Service dogs and color blindness
What's your policy on seeing-eye dogs? "In a previous facility, a surveyor asked if we allow them in the OR," says Bonnie Brady, RN, the administrator of the Specialty Surgical Center in Sparta, N.J. Ms. Brady first thought that an anesthetized patient wouldn't need a seeing-eye dog in the OR, but later added a policy allowing service dogs in the main admitted area. That same surveyor also asked if she screened her staff for color blindness.
The art of interpreting standards
The secret to a successful accreditation survey? "Know your standards inside and out — and understand how they're interpreted in practice," says longtime surveyor Barbara Ann Harmer, RN, BSN, MHA, a senior consultant with Healthcare Consultants International in Vero Beach, Fla. She demonstrates her point by way of an example: An accrediting body may stipulate that you must document patient allergies and sensitivities in a prominent and consistent location in the medical record. Your surveyor may interpret "prominent and consistent" to mean the front cover of the patient's chart. "But look closely at the standard: That's not what it says," says Ms. Harmer. "If you list allergies and sensitivities prominently and consistently on the second page of your medical records in each and every case, you're still in compliance with the standard."

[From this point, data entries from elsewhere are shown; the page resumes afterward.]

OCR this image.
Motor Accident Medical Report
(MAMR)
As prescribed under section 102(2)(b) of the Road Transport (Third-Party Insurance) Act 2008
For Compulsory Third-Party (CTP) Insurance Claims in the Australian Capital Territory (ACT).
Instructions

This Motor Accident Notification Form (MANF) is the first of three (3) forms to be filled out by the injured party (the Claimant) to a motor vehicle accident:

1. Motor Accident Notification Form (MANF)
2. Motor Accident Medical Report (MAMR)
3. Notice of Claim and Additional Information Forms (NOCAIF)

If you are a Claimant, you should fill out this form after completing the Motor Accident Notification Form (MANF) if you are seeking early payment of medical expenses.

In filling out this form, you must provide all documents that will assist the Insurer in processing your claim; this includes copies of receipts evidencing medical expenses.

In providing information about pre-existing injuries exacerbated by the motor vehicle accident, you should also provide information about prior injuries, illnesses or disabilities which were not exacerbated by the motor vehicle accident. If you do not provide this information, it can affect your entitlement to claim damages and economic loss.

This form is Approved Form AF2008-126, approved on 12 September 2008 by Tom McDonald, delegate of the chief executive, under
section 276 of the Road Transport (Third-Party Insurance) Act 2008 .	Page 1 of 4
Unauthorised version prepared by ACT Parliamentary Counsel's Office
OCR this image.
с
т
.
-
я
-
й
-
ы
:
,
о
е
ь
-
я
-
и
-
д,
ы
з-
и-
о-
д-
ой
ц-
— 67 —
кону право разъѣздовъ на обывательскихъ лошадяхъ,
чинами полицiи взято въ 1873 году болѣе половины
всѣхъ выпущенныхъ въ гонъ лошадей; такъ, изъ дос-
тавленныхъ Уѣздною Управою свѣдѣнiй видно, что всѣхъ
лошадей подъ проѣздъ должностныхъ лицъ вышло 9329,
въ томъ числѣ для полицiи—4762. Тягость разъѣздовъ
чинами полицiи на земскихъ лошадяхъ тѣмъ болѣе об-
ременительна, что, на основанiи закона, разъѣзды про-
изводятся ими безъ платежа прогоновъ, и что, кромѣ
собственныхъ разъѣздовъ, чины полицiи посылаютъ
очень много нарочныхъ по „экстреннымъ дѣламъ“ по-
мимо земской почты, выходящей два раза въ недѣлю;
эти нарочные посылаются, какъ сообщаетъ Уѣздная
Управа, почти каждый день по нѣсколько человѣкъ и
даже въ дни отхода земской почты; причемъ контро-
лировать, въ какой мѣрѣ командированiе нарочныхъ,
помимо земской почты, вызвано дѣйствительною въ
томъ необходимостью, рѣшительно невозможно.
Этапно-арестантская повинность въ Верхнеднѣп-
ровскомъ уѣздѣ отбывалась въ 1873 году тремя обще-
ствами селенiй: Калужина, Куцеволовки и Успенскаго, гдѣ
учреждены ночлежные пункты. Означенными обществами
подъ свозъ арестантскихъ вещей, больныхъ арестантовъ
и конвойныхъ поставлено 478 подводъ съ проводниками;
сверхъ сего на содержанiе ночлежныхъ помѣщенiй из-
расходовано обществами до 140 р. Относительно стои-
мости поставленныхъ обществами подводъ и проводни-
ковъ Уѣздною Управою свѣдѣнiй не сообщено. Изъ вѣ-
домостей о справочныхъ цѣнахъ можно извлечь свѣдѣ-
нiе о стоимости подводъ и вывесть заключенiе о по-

Knowledge truly is power during a survey. When you understand not only what the standards say, but also what they mean, "you can tell the difference between an objective interpretation of them and a subjective interpretation made by your particular surveyor," says Ms. Harmer.
Robert P. Hillstrom, MD, president of Hillstrom Facial Plastic Surgery in Sarasota, Fla., has been dinged by past surveyors for "things that we thought were quite trivial." At his most recent survey, his inspector found a single deficiency: the lack of documentation of ASA status on the pre-operative checklist. "It was, of course, documented on the anesthesia assessment sheet," he says. "Aside from this comment, we passed with flying colors."